Paradoxically it’s not necessarily the obvious ones that can threaten your existence – the lack of customers, the new legislation, your competitors new product.
It can often be the silent enemy that creeps up you over time and before you know it. Bam! You have one almighty personnel issue, fraud, horrendous customer problem, or a huge hole in your sales projections.
Here are 10 nasty issues with little tips that should minimize those surprises. I recommend that the CEO/Board Member performs these controls on a regular basis, in addition to the normal checks and balances, to keep everyone alert and on their toes.
- Cash Fraud – Ensure the bank reconciliation is done daily/weekly and then go check it on a random basis. If it’s out by 10 cents that could be $100,000.10 out one way and $100,000 out the other way.
In other words it’s out. It doesn’t reconcile. Go investigate! - Manipulation of Accounts Receivable – Take a random selection of sales invoices and follow the cash receipt through the system all the way to the bank statement. The actual bank statement. Take one customer do this for all transactions covering the last 6 months.
- Manipulation of Trade Creditors – Take a random selection of original supplier statements and match these to the balance outstanding in your books.
- Fabrication of Sales Pipelines – Take 3 prospects in each sales persons pipeline and call them as a quality control check. Use the excuse that you are calling to ensure we are understanding their needs and that we are acting with sufficient urgency!
- Sales Execs Intimated by Bad Apple – There is a theory that organizations have 4 types of people – Players,those who are winners and natural leaders; Spectators, those who do good work but can be intimidated, Terrorists, really smart people who have been wronged and prey on the weak. You need to intercept the terrorists before they intimidate your weaker sales folk. If not policed they can create negativity, fear, uncertainty and doubt. By the way the fourth category are called Corpses and they are not a problem they just have to moved on to a more appropriate company.
- Sales Dropping Caused by Hidden Discounts – Watch for deals being closed with hidden discounts.
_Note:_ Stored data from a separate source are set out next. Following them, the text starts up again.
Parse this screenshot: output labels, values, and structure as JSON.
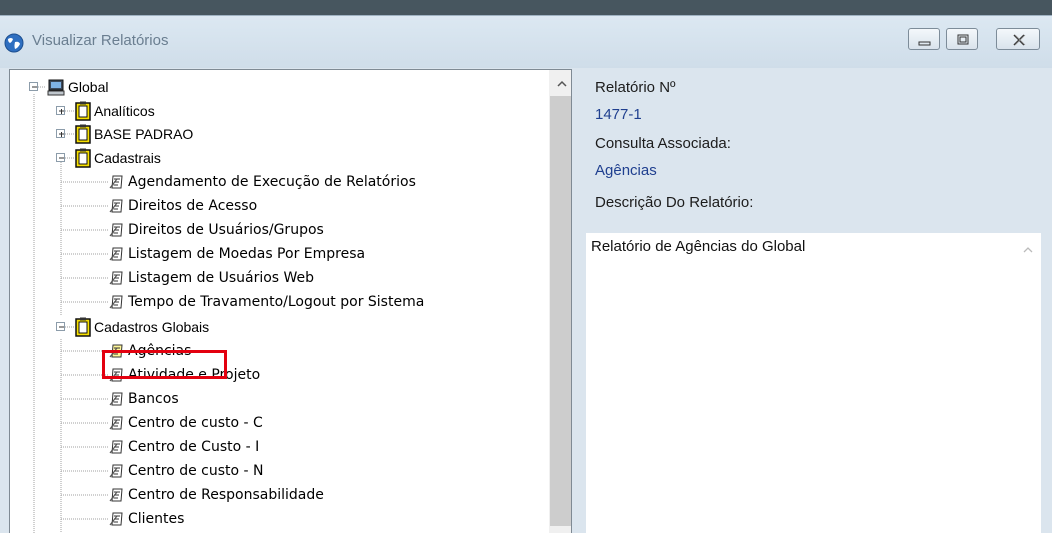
{
  "window": {
    "title": "Visualizar Relatórios",
    "icon": "globe-icon",
    "controls": [
      "minimize-icon",
      "maximize-icon",
      "close-icon"
    ]
  },
  "tree": {
    "root": "Global",
    "groups": [
      {
        "label": "Analíticos",
        "expanded": false
      },
      {
        "label": "BASE PADRAO",
        "expanded": false
      },
      {
        "label": "Cadastrais",
        "expanded": true,
        "items": [
          "Agendamento de Execução de Relatórios",
          "Direitos de Acesso",
          "Direitos de Usuários/Grupos",
          "Listagem de Moedas Por Empresa",
          "Listagem de Usuários Web",
          "Tempo de Travamento/Logout por Sistema"
        ]
      },
      {
        "label": "Cadastros Globais",
        "expanded": true,
        "items": [
          "Agências",
          "Atividade e Projeto",
          "Bancos",
          "Centro de custo - C",
          "Centro de Custo - I",
          "Centro de custo - N",
          "Centro de Responsabilidade",
          "Clientes"
        ]
      }
    ],
    "selected": "Agências"
  },
  "details": {
    "report_number_label": "Relatório Nº",
    "report_number": "1477-1",
    "query_label": "Consulta Associada:",
    "query_value": "Agências",
    "description_label": "Descrição Do Relatório:",
    "description": "Relatório de Agências do Global"
  },
  "colors": {
    "highlight": "#e3000f",
    "value_text": "#1f3f8f",
    "window_bg": "#dbe5ee"
  }
}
A great Purchase Order has arrived for $95,000. (yes well it was actually $134,000 deal with a $39,000 discount but you will never know)
Randomly check your sales invoices to your sales prices. Discounts given comprehensively over time, covertly, can destroy business models. - Sales Forecasts Never Arrive – Trap and expose the credibility gap by deploying the Common 5. Take a few of your under performing sales team, compare this months 6 month sales forecast with last months version and hey presto you have the Common 5, 5 months to compare one forecast with another. Relentlessly measuring this metric makes people better at forecasting.
- Inappropriate Behavior – It is too late when the sexual discrimination claim hits your desk. Get the message out often and early that as CEO if any member of staff feels uncomfortable about another employee’s behavior they can reach out by phone or email. Early detection is a must or it’s tears before bedtime.
- Really Unhappy Customers – Customer support calls, maintenance tickets, any form of feedback is precious evidence for a business owner. keep on top of the game. Take a random sample of customer support tickets and dig deep into the issues and the solution proposed.
- Lost Revenue Factor – Large companies are cash hoarding. Cash balances as a % of total assets are at the highest level since 1963! Guess what – that is reflected in your accounts receivable days being dire. It is not uncommon for a $100,000 sales invoice to be held up for payment by a $1000 query. One little line item screwing up $99,000. Lost revenue factor $99,000. Don’t let it happen to you. Build a robust query resolution system to ensure the smooth collection of funds.
Every single one of these has happened to me over the last 25 years but I’m sure you have more.